Part of the issue may also be vote share. The 2012 presidential results are, on a district-by-district level, a better predictor of recent special election results than the 2016 presidential election. And, as David Shor has suggested, that could mean that Democrats are winning back a number of voters who preferred Obama over Romney but voted for Trump rather than Clinton.

And these explanations aren’t mutually exclusive: Both turnout and vote share typically matter in elections. It’s possible that Democrats are both turning out their voters and bringing some Trump-converts back into the fold.

So should Republicans panic? Are Trump-friendly, blue-collar voters going to abandon Republicans? It’s way too early to say, and special elections alone won’t answer these questions. But if the GOP does end up having a broader problem with turnout, it could hurt them in the midterm elections. As Kyle Kondik points out, there are two open seats in Minnesota (the 1st and 8th congressional districts) where Trump won over Obama voters and a fall-off among that group could hurt the GOP.

This scatterplot shows Trump’s share of the two-party vote (Trump did better on districts in the right, Clinton did better on the left) and the difference between Trump and Romney’s two-party vote share (higher points indicate a greater Trump overperformance, and lower points indicate an underperformance) for every seat with a retiring congressman. (Red dots represent a retiring Republican, and blue dots represent a Democrat).

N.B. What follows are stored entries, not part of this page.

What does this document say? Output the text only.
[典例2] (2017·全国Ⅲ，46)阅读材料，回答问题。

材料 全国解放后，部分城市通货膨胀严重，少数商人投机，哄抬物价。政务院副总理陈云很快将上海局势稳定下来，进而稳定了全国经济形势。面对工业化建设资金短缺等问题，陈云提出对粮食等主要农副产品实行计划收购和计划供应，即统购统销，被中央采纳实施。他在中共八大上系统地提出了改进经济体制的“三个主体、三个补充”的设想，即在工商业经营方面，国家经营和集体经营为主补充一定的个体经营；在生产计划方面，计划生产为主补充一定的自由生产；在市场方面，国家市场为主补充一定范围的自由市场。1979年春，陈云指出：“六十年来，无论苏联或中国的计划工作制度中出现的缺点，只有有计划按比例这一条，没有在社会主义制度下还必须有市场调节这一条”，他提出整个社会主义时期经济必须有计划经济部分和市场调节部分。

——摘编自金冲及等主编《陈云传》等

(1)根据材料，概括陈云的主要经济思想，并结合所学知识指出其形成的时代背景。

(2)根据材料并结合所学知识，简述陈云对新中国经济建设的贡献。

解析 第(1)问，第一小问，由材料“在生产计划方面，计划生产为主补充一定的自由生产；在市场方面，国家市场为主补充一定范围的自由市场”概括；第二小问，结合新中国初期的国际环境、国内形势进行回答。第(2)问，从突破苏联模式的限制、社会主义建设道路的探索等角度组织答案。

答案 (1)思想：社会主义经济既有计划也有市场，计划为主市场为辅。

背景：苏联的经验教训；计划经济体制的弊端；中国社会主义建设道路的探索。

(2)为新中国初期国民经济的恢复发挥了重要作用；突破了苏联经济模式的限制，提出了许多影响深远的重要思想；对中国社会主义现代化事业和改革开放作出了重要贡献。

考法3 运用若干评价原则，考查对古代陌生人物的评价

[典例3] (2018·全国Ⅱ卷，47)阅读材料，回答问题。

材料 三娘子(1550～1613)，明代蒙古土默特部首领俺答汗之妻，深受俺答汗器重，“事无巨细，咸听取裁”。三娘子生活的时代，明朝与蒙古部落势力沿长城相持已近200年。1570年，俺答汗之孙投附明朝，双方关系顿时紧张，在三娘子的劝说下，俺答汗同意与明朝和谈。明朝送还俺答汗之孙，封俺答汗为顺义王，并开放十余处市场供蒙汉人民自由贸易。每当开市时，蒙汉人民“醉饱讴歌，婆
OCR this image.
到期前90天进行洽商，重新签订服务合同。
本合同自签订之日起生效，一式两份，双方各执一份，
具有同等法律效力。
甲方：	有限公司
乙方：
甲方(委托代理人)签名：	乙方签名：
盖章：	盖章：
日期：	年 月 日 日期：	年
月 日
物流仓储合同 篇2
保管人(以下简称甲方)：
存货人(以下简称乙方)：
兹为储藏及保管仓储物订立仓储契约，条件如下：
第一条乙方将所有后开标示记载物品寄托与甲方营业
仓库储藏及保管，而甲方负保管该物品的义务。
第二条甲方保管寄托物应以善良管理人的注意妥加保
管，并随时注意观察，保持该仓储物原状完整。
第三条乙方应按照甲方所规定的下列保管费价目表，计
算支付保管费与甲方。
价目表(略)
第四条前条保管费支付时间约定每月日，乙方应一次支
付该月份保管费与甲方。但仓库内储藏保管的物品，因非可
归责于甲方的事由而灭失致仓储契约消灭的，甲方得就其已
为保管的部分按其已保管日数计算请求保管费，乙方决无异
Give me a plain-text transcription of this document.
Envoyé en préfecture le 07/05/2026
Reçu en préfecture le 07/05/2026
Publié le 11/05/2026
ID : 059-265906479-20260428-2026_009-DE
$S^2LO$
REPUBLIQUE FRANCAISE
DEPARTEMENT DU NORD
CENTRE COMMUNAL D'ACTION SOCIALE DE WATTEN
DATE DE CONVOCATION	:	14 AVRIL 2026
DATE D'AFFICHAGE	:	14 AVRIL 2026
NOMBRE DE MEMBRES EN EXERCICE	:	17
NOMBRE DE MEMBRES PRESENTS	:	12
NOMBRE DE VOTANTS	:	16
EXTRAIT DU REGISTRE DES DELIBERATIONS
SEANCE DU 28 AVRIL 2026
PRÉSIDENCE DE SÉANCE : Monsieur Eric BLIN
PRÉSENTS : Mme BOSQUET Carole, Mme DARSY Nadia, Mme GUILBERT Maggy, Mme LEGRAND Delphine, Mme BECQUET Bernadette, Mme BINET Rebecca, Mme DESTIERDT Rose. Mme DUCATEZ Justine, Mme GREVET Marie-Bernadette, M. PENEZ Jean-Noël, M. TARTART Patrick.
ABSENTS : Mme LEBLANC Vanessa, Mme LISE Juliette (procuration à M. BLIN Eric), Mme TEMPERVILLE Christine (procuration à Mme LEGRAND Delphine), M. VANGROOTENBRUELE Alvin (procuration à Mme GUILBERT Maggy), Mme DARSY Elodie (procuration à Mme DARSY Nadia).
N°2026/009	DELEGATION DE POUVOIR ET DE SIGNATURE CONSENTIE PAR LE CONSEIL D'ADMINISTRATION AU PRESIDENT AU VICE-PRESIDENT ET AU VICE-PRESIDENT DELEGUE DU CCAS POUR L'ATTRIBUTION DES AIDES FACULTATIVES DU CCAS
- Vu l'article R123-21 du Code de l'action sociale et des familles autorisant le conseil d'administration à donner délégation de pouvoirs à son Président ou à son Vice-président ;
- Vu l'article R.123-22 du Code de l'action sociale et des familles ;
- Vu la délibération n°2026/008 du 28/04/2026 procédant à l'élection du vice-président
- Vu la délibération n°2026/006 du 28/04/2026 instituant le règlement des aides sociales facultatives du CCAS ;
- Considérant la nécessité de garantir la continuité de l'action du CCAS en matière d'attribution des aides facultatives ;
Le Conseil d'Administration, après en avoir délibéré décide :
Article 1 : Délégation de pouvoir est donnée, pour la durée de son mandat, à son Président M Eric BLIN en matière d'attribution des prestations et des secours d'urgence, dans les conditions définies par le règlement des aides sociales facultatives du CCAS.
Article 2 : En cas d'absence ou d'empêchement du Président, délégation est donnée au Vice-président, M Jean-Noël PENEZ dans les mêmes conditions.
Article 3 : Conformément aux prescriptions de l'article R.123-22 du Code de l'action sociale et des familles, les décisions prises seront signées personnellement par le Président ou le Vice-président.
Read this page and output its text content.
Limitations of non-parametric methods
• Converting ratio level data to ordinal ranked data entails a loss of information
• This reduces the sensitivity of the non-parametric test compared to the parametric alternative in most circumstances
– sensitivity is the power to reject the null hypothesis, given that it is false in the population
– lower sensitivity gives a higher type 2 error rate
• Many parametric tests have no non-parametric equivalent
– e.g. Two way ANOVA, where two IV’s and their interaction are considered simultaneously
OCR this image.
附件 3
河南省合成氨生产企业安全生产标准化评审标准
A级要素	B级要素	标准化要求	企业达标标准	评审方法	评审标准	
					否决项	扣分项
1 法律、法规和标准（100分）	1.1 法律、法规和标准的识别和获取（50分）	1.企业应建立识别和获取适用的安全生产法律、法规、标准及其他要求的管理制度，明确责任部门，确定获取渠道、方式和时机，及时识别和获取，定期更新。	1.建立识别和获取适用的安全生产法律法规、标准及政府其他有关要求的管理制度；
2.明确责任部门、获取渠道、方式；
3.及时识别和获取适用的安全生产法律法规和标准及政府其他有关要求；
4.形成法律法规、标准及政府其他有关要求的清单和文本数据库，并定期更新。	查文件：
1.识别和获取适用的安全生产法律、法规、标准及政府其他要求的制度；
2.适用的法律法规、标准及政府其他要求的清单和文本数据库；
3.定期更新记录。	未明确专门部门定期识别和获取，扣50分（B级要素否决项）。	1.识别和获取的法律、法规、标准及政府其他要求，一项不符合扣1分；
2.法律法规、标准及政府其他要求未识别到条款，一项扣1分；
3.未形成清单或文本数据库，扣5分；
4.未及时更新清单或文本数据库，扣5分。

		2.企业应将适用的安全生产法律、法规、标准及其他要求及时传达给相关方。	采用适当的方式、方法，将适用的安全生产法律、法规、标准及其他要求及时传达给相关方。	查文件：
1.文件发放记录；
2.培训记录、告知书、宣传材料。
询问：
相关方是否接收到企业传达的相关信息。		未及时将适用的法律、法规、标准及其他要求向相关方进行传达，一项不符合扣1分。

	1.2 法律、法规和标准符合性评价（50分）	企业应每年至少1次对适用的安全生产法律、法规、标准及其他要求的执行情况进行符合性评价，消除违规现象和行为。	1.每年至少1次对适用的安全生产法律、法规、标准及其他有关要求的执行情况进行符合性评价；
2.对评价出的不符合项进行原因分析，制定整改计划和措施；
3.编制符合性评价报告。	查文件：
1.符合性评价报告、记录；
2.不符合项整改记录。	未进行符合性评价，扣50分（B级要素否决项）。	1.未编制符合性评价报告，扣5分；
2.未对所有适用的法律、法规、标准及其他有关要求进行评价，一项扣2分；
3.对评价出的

The data can be found here and here.

The graphic doesn’t include all retirements; Pennsylvania retirements are omitted because the details of the map are up in the air. But the point is that some vulnerable districts have Trump-Obama voters in them. The Minnesota 1st and 8th and the New Jersey’s 2nd are all examples of places with numerous Obama-Trump voters. And, as Dave Wasserman points out, a district doesn’t have to be chock-full of non-college-educated whites for a drop in their turnout level to make a difference.

Obviously, this isn’t a foregone conclusion—Monday’s special elections were in Minnesota, after all—but the broader pattern here suggests that Republicans could have problems in key races if they don’t hold onto voters that Trump grabbed in 2016.